Pesquisa Focus, onde a nata do financismo justifica juros altíssimos, já prevê uma redução cosmética. O motivo parece ser o choque de realidade: contra suas previsões, medidas de Lula contribuirão para que o PIB deste ano não seja tão trágico…
Por: Paulo Kliass
A semana que teve início no dia 19 de junho parece estar carregada de acontecimentos, reuniões, viagens, julgamentos e anúncios bastante importantes para a desenrolar dos meses que ainda restam até o final do primeiro ano do terceiro mandato de Lula. Como ocorre regularmente às segundas-feiras, o Banco Central (BC) divulgou mais uma vez o Relatório das Expectativas de Mercado, a conhecida Pesquisa Focus. Trata-se de uma consulta realizada semanalmente pelo órgão regulador e fiscalizador do sistema financeiro para tentar aferir as avaliações do chamado “mercado” quanto às perspectivas para as principais variáveis macroeconômicas do país para o curto, o médio e o longo prazos.
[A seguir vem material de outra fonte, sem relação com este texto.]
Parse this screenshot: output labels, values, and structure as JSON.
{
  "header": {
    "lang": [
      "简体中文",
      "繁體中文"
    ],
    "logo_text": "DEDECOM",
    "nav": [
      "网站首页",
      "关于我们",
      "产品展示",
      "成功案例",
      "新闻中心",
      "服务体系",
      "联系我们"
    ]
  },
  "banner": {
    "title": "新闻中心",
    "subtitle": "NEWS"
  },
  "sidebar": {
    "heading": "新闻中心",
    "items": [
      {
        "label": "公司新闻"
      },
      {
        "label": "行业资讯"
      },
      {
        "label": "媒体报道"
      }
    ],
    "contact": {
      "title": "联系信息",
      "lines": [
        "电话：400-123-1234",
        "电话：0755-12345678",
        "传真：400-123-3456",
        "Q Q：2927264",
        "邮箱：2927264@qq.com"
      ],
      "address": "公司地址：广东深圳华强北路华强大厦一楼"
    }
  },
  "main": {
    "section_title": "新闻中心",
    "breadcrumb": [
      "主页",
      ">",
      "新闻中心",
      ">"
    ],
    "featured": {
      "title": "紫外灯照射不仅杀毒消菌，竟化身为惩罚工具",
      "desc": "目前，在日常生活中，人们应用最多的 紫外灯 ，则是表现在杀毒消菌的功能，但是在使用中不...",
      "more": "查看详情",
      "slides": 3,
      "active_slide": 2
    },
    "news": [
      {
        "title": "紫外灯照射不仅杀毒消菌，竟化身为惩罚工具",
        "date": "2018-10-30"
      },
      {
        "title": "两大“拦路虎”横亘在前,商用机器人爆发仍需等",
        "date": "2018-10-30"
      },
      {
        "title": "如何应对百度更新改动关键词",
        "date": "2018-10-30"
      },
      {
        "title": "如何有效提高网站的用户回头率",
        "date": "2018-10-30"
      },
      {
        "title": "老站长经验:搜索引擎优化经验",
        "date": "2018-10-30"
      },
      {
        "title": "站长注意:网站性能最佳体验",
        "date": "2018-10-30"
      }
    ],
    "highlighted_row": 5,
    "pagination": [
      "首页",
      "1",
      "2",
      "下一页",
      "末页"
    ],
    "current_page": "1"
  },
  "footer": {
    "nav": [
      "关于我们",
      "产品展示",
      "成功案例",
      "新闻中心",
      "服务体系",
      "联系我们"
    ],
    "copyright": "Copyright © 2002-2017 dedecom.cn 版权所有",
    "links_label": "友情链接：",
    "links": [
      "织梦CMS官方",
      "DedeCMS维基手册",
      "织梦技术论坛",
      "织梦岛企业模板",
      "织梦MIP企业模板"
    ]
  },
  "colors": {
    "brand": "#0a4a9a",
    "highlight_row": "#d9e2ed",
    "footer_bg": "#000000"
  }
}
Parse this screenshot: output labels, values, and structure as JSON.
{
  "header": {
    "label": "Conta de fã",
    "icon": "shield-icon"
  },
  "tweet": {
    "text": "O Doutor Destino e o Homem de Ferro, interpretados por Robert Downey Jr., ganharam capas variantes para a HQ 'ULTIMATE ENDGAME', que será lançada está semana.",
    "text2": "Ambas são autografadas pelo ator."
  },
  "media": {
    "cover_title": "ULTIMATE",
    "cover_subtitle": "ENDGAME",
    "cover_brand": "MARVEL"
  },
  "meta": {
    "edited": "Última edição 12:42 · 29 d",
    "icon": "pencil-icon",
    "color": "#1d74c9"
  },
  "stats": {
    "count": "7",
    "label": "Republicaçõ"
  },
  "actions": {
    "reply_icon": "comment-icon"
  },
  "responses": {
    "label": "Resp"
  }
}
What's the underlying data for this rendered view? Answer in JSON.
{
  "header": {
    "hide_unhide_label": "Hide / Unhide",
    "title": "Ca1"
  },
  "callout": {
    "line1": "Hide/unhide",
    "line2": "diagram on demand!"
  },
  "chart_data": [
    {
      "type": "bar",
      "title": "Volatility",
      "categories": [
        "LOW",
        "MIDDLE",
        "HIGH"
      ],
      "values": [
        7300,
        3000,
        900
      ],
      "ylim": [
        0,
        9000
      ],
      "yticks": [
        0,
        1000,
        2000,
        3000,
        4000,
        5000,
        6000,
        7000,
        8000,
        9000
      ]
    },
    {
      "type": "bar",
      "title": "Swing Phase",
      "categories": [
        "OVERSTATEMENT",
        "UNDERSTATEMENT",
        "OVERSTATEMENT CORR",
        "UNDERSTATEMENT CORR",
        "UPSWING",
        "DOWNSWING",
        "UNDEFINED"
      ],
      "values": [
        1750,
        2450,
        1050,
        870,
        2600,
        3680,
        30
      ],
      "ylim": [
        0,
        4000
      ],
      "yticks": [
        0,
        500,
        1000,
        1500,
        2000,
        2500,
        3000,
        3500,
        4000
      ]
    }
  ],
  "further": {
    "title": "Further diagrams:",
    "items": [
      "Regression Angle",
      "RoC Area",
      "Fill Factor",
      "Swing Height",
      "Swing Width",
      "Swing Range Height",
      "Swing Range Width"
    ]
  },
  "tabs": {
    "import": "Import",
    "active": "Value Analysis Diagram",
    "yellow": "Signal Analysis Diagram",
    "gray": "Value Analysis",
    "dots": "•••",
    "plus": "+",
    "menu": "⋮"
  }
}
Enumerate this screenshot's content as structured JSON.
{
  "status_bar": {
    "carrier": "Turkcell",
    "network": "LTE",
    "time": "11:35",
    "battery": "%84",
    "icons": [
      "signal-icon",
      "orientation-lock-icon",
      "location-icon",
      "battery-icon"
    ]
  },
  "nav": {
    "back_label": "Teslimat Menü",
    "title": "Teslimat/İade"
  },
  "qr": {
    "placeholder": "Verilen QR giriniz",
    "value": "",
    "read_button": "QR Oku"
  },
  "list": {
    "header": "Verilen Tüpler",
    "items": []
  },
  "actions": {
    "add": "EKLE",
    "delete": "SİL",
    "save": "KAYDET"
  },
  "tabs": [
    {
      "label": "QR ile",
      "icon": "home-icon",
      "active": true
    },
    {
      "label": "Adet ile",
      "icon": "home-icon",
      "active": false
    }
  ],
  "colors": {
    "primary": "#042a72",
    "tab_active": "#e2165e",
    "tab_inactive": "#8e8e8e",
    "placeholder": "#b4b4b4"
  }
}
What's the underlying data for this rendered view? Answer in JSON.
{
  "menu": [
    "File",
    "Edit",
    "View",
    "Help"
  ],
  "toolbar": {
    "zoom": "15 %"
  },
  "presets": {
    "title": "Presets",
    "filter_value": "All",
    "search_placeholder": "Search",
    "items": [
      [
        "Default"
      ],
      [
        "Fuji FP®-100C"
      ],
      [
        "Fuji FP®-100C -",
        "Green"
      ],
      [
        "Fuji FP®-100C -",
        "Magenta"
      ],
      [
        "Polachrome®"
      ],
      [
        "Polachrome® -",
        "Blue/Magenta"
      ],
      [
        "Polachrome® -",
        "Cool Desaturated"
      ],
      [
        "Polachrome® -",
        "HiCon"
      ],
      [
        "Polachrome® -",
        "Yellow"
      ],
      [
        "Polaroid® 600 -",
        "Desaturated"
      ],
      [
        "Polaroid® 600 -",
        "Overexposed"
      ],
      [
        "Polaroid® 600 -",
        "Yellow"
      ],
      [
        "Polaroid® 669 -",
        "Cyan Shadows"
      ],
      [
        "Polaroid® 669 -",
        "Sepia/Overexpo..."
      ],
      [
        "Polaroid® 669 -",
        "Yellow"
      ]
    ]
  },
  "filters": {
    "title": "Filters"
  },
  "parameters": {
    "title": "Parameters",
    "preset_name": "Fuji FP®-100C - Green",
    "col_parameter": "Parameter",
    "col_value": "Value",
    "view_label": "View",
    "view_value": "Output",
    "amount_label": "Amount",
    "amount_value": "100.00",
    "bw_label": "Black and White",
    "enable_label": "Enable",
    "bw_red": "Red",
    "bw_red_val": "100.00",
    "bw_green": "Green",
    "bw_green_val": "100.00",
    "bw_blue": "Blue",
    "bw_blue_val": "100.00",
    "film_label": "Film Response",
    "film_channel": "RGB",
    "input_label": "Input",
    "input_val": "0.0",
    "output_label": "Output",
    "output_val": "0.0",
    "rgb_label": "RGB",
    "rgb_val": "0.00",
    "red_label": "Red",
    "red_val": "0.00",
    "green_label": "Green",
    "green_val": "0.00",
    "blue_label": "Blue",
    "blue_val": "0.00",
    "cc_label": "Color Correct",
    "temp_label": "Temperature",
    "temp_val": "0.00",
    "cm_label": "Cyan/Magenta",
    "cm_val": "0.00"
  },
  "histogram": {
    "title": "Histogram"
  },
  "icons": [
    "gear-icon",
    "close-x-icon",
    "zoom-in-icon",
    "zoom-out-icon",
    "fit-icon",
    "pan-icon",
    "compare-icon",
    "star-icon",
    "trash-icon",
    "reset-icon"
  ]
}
Apesar de a pesquisa ser realizada há mais de duas décadas, o BC jamais se preocupou em explicar para a sociedade brasileira as razões que levaram a instituição a optar por esse tipo de sondagem para embasar as decisões da instituição e, particularmente, do Comitê de Política Monetária (Copom). A Focus vai completar 24 anos de existência neste mês de junho e o formato utilizado privilegia exclusivamente a coleta de opinião de dirigentes das instituições financeiras. No início eram ouvidas 50 empresas do setor e atualmente a metodologia prevê a participação de apenas 160 integrantes das direções de tais grupos.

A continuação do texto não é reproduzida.